Wednesday, June 10, 2009

How May I Serve - The American Red Cross and Quilts




I just drove passed it again; the American Red Cross billboard near the county fair grounds with the Red Cross Symbol and the words Equals Hope.

Every time I see the “Equals Hope” billboard, it takes me back to February 2007. My husband and I were on a trip – our first “big” trip together in years and through a series of interesting events, we wound up in a nearly deserted Puerto Rico airport in the middle of the night with about ten other people who, like us, had missed their connection. The next morning, in the same airport, waiting for “our ship to come in,” I spotted an American nun wearing the post Vatican II headgear and speaking fluent Spanish. I’m Catholic – a product of the parochial school system – we notice things like that. We would later learn, she was working with the Red Cross and was taking a plane load of novices to a remote island – some to teach and others to act as nurses. She was a person of action, living the message - the Red Cross equals hope.

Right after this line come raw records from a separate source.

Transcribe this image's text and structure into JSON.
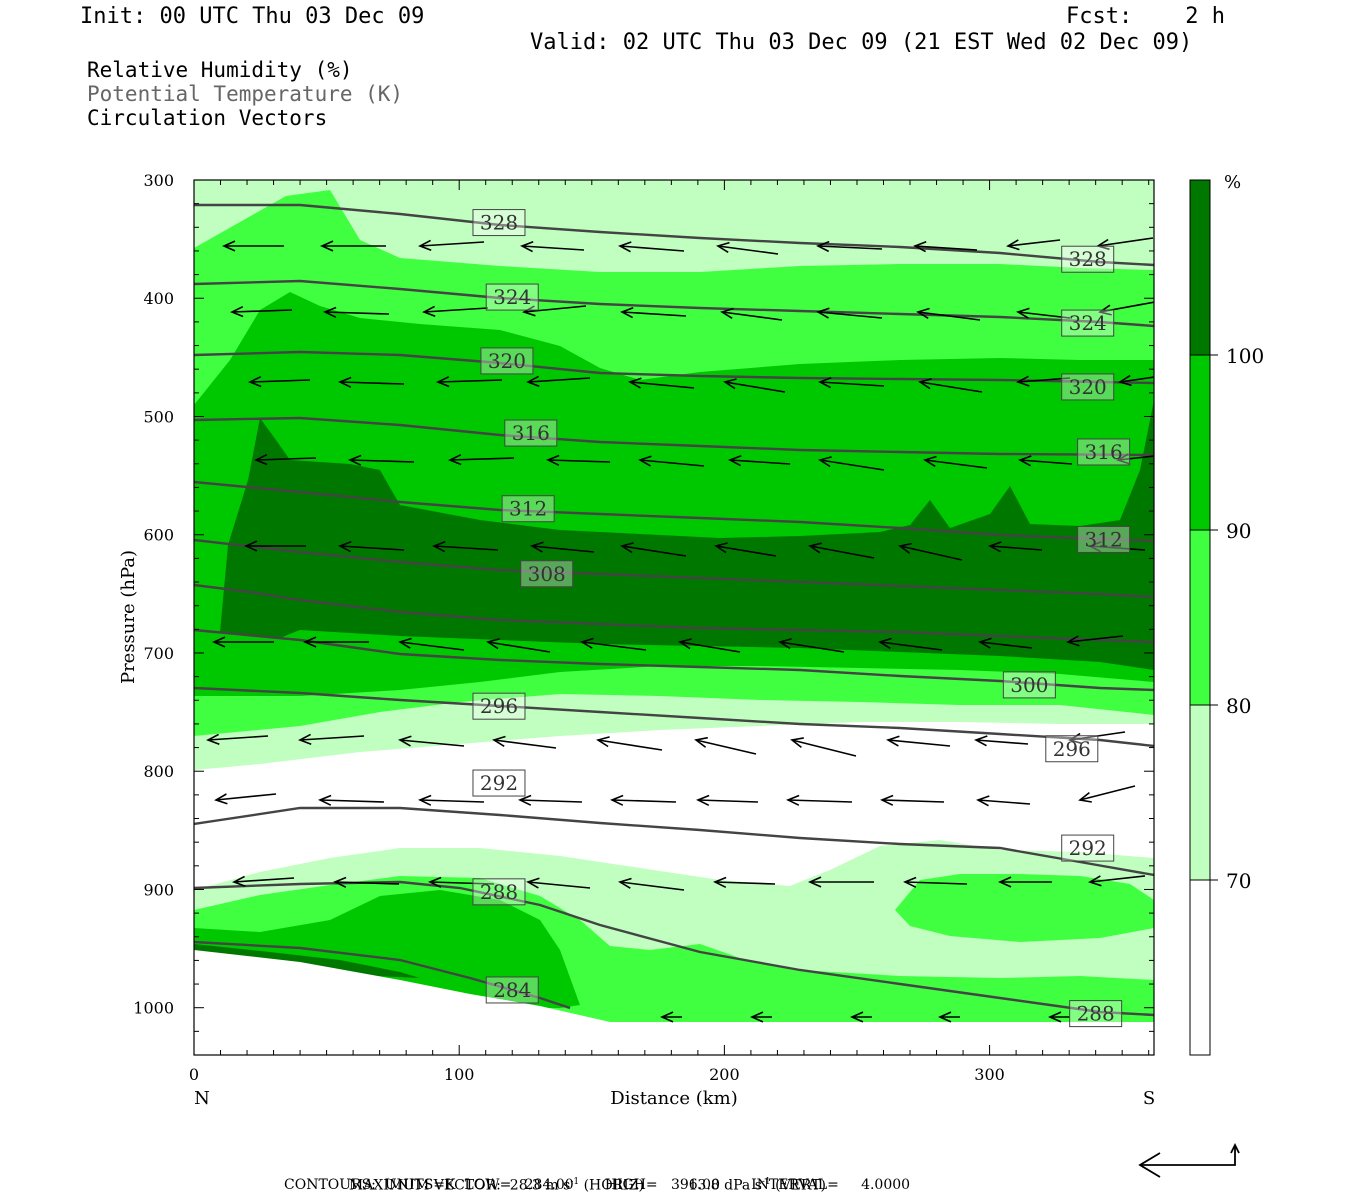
{
  "header": {
    "init": "Init: 00 UTC Thu 03 Dec 09",
    "fcst": "Fcst:    2 h",
    "valid": "Valid: 02 UTC Thu 03 Dec 09 (21 EST Wed 02 Dec 09)"
  },
  "fields": [
    {
      "label": "Relative Humidity (%)",
      "color": "#000000"
    },
    {
      "label": "Potential Temperature (K)",
      "color": "#666666"
    },
    {
      "label": "Circulation Vectors",
      "color": "#000000"
    }
  ],
  "chart_data": {
    "type": "cross-section",
    "xlabel": "Distance (km)",
    "ylabel": "Pressure (hPa)",
    "xlim": [
      0,
      362
    ],
    "ylim": [
      1040,
      300
    ],
    "x_ticks": [
      0,
      100,
      200,
      300
    ],
    "y_ticks": [
      300,
      400,
      500,
      600,
      700,
      800,
      900,
      1000
    ],
    "end_labels": {
      "left": "N",
      "right": "S"
    },
    "colorbar": {
      "unit": "%",
      "levels": [
        70,
        80,
        90,
        100
      ],
      "colors": [
        "#ffffff",
        "#c0ffc0",
        "#40ff40",
        "#00c800",
        "#007800"
      ]
    },
    "theta_contours": [
      {
        "value": 328,
        "labels": [
          {
            "x": 115,
            "p": 336
          },
          {
            "x": 337,
            "p": 367
          }
        ]
      },
      {
        "value": 324,
        "labels": [
          {
            "x": 120,
            "p": 399
          },
          {
            "x": 337,
            "p": 421
          }
        ]
      },
      {
        "value": 320,
        "labels": [
          {
            "x": 118,
            "p": 453
          },
          {
            "x": 337,
            "p": 475
          }
        ]
      },
      {
        "value": 316,
        "labels": [
          {
            "x": 127,
            "p": 514
          },
          {
            "x": 343,
            "p": 530
          }
        ]
      },
      {
        "value": 312,
        "labels": [
          {
            "x": 126,
            "p": 578
          },
          {
            "x": 343,
            "p": 604
          }
        ]
      },
      {
        "value": 308,
        "labels": [
          {
            "x": 133,
            "p": 633
          }
        ]
      },
      {
        "value": 300,
        "labels": [
          {
            "x": 315,
            "p": 727
          }
        ]
      },
      {
        "value": 296,
        "labels": [
          {
            "x": 115,
            "p": 745
          },
          {
            "x": 331,
            "p": 781
          }
        ]
      },
      {
        "value": 292,
        "labels": [
          {
            "x": 115,
            "p": 810
          },
          {
            "x": 337,
            "p": 865
          }
        ]
      },
      {
        "value": 288,
        "labels": [
          {
            "x": 115,
            "p": 902
          },
          {
            "x": 340,
            "p": 1005
          }
        ]
      },
      {
        "value": 284,
        "labels": [
          {
            "x": 120,
            "p": 985
          }
        ]
      }
    ],
    "footer": {
      "max_vector_label": "MAXIMUM VECTOR:",
      "horiz_value": "28.3",
      "horiz_unit": "m s",
      "horiz_tag": "(HORIZ)",
      "vert_value": "13.8",
      "vert_unit": "dPa s",
      "vert_tag": "(VERT)",
      "exponent": "-1",
      "contours_line": "CONTOURS:  UNITS=K  LOW=   284.00       HIGH=   396.00       INTERVAL=     4.0000"
    }
  }
}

My husband and I were coming home to Illinois, from this same trip in the aftermath of a nationwide ice storm which had caused some major delays for us in Miami. The storm had set about a chain reaction of events where we missed our successive flights, but we made it to O’Hare in the middle of the night – 1 ½ hours from home, but we had missed the connecting flight to take us that last leg home. . I am NOT complaining, this had been an amazing trip for us – one that I will cherish for a lifetime. After we landed at O’Hare that night and the plane was slowly making its’ way to our eventual departure ramp, I looked out my window and there between the rain and ice I spotted an American Red Cross airplane – my airport loving dad would have called it a cargo or a supply plane – getting ready to taxi - destination unknown. The Red Cross equals hope.



Have I shared that I randomly chose three vintage quilt history books to bring with me in my carry-on to read and one of those was a WWI pattern book which had a Red Cross Quilt in it with the instructions on how to create it?



To add more "wahoo" to this story, did I mention about a month after that trip this quilt top came to me?

Is it a quilt made to honor the American Red Cross? I’ll never know because there was no provenance with it, but I did feel like somebody was trying to tell me something – so I decided to read a little more about the American Red Cross and quilts! I began that journey by putting American Red Cross Quilts in the Google Search Engine and discovered quilts and the Red Cross have a long history together. If that is not enough to give you a fabric fix, check out the history of the Red Cross Uniforms themselves. Google Shirley Powers and Red Cross Uniforms.

Before I close the books on this day, I want to make one more comment. Does anyone else think the ARC “Equals Hope” billboards would make a nice center for a signature quilt – maybe even a fundraising quilt to benefit the American Red Cross efforts to help those who need it.
It could be the answer to "How May I Serve?"